This stretch of Penang on the north western part of the island is somewhat more popular with the eastern tourists and residents of MM2H (Malaysia My Second Home) and its on the quieter side of the island far away from the congestion and noise of the city.
Its also populated by 5 and 6 star hotel like Golden Sands, Shangri La Hotel, Hard Rock Cafe Hotel and Lone Pine Beach Resort and they all have a grand view of the sea from their vintage position on the beach.
I had the opportunity to visit Penang again after more than 20 years and I must say I am still drawn to Batu Ferringhi after all these years. Changes are apparent with high rise condos rising above every conceivable nook and corner and I must say traffic is a little
haphardzard at times but all in all , this part of Penang has not lost its old charm.
Amongst these luxury hotels, you can still find backpackers abode, night markets that sell anything from handbags to CDs and just round the corner you can find quaint restaurants and food courts. I would describe the night scene as a mini Phuket with its vibrant street life and pulsating energy.
Around the corner near the night market just outside the road where Hard Rock Cafe is located , there is a Macdonald joint and right
opposite it is Kentucky Fried Chicken so all in all a ‘rojak’ mix of eateries to cater for fast food junkies.

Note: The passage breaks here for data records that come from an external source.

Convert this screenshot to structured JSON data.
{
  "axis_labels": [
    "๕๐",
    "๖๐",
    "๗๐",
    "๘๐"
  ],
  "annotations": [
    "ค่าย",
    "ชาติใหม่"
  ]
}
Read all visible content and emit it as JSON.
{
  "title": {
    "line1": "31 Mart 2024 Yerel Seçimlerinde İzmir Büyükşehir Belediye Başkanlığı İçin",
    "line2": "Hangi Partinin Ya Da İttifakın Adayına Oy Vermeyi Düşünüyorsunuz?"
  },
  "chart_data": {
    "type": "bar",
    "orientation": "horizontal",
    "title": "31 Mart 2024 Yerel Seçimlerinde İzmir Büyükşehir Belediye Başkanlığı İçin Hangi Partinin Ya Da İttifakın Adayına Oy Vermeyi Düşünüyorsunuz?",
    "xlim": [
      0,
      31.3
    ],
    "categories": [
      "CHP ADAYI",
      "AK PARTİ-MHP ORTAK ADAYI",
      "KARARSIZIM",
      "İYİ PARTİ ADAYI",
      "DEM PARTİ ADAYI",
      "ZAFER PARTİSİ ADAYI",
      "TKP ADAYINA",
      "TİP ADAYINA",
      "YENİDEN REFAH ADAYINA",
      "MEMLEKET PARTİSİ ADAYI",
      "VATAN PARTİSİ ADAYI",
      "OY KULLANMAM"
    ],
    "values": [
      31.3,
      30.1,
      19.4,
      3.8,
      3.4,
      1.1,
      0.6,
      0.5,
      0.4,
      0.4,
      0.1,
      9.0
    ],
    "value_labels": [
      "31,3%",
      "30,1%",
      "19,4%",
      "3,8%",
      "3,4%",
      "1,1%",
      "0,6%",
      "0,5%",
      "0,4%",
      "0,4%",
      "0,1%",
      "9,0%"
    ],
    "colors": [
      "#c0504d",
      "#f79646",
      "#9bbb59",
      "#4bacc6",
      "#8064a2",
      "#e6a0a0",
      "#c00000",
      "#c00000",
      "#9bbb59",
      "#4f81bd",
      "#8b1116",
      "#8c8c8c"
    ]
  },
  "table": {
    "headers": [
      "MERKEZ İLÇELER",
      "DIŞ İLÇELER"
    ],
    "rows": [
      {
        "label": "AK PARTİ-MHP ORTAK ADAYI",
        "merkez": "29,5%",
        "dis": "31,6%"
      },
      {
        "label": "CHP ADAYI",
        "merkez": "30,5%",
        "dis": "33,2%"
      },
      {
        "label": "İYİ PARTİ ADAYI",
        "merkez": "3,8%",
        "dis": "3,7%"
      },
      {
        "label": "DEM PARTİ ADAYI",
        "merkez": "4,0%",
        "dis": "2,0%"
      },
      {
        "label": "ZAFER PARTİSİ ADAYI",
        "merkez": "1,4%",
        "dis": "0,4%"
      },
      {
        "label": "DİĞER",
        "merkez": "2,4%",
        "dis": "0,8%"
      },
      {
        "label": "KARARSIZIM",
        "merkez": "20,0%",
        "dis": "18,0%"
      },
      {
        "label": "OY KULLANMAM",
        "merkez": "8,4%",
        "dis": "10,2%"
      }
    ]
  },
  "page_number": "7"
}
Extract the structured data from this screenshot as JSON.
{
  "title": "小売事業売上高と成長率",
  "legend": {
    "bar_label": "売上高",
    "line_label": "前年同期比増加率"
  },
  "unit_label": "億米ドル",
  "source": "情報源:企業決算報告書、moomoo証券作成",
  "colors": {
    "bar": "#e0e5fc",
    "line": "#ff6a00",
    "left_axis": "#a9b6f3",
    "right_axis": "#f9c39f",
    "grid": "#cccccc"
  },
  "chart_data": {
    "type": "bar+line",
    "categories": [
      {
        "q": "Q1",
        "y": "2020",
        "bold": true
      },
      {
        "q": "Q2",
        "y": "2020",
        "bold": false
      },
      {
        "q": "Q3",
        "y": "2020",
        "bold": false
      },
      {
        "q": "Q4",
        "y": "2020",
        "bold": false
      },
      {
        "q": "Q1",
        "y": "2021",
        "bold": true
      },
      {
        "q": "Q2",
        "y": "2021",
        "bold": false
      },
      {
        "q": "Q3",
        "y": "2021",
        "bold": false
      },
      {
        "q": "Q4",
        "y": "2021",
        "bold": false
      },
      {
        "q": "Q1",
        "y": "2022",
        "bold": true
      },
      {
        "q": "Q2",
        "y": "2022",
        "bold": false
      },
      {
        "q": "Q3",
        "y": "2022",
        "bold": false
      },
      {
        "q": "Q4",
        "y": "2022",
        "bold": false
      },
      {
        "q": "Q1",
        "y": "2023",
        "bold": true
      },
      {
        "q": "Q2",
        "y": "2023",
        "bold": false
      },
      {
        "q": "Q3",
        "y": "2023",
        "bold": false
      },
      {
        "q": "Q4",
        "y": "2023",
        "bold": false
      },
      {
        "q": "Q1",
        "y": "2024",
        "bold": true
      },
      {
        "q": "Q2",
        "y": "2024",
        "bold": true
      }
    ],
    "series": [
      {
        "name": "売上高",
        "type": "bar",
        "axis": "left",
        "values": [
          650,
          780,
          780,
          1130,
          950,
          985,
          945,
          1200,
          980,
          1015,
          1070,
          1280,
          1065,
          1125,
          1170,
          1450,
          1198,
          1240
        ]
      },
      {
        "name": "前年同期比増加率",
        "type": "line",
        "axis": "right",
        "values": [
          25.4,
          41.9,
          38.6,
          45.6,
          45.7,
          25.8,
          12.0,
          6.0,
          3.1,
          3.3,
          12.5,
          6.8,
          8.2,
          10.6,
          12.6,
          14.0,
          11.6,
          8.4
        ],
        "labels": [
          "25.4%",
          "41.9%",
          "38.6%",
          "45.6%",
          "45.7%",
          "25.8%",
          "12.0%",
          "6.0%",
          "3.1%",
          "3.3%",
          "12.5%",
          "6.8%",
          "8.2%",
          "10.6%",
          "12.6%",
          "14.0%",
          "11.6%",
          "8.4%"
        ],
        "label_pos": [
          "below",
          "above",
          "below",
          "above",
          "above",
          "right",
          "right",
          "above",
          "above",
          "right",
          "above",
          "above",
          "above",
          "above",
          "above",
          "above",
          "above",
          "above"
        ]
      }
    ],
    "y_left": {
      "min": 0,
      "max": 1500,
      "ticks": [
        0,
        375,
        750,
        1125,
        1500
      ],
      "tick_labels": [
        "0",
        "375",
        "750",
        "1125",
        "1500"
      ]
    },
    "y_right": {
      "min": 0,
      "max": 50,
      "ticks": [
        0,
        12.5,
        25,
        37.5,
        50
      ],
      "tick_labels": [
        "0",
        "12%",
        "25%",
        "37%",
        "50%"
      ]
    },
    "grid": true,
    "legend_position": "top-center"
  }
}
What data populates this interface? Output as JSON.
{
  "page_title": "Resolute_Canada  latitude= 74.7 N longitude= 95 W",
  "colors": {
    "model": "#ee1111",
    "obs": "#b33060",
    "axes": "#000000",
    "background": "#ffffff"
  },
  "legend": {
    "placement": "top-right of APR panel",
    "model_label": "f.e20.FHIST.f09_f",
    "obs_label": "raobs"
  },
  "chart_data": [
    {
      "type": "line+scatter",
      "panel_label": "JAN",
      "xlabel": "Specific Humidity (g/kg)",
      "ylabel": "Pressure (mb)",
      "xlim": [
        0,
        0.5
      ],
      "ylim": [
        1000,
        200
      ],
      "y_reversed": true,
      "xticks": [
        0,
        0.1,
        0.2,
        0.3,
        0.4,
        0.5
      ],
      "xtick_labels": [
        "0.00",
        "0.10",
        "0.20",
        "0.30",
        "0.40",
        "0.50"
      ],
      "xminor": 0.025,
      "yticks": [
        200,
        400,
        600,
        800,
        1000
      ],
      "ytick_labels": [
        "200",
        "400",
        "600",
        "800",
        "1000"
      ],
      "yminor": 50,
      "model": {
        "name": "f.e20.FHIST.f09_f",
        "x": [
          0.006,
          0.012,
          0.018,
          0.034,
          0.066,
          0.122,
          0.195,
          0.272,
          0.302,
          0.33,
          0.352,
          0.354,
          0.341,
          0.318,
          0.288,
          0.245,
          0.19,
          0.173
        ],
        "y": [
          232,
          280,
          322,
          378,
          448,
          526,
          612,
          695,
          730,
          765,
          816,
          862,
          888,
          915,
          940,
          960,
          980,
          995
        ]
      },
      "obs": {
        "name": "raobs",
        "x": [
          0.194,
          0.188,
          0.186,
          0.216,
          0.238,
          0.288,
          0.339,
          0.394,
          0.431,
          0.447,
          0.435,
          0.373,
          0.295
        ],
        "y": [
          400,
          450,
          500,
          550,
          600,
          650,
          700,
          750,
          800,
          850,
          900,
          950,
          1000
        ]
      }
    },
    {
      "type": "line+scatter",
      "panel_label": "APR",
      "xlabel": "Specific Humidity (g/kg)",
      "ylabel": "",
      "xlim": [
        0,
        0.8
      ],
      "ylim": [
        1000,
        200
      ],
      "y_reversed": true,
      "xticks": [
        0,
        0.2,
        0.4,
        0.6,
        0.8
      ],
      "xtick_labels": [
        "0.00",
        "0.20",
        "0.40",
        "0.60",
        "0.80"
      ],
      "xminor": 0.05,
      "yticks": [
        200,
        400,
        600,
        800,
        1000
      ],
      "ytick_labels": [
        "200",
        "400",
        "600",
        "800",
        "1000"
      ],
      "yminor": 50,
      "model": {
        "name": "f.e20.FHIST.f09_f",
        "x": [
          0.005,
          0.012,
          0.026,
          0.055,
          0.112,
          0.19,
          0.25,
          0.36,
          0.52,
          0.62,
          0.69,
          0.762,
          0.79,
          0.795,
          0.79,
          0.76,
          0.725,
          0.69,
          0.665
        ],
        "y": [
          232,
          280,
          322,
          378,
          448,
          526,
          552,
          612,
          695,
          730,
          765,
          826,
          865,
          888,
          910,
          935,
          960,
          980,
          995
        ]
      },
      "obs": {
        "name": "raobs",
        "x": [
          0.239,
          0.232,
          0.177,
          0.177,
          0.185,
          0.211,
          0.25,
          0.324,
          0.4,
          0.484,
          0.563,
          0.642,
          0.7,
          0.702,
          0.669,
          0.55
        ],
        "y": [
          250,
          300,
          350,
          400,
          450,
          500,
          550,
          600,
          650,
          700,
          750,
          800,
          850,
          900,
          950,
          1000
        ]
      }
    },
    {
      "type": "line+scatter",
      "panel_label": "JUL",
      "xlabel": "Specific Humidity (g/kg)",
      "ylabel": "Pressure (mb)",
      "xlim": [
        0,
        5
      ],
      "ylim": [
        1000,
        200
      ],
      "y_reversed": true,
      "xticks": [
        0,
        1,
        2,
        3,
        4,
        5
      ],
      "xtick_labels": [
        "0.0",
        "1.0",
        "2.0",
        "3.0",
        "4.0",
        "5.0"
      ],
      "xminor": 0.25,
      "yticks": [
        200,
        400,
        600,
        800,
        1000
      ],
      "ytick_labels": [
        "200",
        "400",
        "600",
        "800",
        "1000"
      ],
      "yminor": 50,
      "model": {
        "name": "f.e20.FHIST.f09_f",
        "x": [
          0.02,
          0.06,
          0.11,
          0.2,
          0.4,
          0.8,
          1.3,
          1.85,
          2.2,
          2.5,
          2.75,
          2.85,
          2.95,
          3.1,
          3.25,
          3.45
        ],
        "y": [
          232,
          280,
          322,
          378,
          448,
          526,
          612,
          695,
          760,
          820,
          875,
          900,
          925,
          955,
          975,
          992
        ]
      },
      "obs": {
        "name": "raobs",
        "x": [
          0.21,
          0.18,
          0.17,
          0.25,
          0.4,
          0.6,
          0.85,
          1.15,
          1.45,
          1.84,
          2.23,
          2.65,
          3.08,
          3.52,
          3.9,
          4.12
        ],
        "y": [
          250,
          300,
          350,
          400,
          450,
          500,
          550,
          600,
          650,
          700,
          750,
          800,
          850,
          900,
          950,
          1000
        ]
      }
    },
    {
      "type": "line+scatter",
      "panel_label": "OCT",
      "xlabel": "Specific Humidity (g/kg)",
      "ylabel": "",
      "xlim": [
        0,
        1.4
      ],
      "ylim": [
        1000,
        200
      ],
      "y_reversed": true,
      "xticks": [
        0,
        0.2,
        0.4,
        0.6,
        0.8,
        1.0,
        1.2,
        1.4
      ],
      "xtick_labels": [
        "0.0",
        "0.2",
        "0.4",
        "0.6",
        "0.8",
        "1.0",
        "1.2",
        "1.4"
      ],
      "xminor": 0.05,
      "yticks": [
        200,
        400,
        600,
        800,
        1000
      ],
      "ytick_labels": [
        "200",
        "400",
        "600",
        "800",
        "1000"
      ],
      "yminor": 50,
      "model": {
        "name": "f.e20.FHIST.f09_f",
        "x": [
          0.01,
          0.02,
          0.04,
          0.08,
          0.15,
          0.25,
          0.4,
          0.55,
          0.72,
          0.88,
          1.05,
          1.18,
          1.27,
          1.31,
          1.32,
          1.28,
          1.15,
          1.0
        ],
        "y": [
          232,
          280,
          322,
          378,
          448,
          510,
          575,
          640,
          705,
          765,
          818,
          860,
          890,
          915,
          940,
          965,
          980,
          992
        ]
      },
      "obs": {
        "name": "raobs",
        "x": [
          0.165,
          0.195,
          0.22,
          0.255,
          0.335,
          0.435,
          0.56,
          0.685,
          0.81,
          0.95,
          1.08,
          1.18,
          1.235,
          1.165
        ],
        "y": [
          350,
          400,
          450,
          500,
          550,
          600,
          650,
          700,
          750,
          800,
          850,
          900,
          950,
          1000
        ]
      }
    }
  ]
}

My favourite joint would be the open stalls where you can find good local foods and western fare at very affordable prices. And for the westerners, no meal is complete without a pint or beer or two and this is easily available as well. One can get a plate of fried noodles for just over USD1 and you can really eat well in Penang without breaking your bank account. Of course if you relish more fanciful fare in a hotel, there are plenty of choices from Japanese food, to steaks and down to the famous local food like satay, char kuey teow, popiah and assam laksa to name a few.
You can spend time walking along the beaches in the evening or take a swim in the sea (watch out for the jelly fishes), go parasailing, or visit the various attractions around the island.
If you are thinking of bicycling in Batu Ferringhi, this would not be advisable as you really would run the risk of being run over by cars or heavy vehicles as the road going into town is windy and narrow..you have to be nuts to even contemplate doing that..Reason why I mentioned this is that when I was “gainfully employed“ I was working with an American pilot who insisted on flying over his favourite bicycle from New York as he wanted to bicycle around Kuala Lumpur. Despite my warning him that the city is not a place for bicycles as far as Malaysia is concerned, he was adamant he wanted to do it..
One day at work, my mobile rang, and I heard this gungho American Pilot telling me that he was lying on the ground injured as he was ran over by a motorcyclist while bicycling near a park. Yes, to cut a long story short, luckily he was not seriously injured but he did ship his bicycle back to New York not long after. Morale of the story is to listen to the locals when it comes to matters like these as they do know better ..:)
So no bicycling in Batu Ferringhi on the public roads or in Penang for that matter..
If you take a 20 minute drive down to town towards Gurney Drive (famous for its open stalls and food located next to the seafront), you can stop in this place called Straits Quay. I love to patronize the nice restaurants located in this old colonial styled property and the wide open spaces with the sea breeze blowing in your face as you dine alfresco is indeed a wonderful relaxing experience. A must -do I must add if you are ever in Penang.
I also love the facade of the houses near to the quay that reminded me so much of the old shophouses found in old Georgetown which is now part of the Unesco heritage.
All in all Straits Quay is a rather nice place to relax and take in the fresh sea air while enjoying a great meal with friends and family.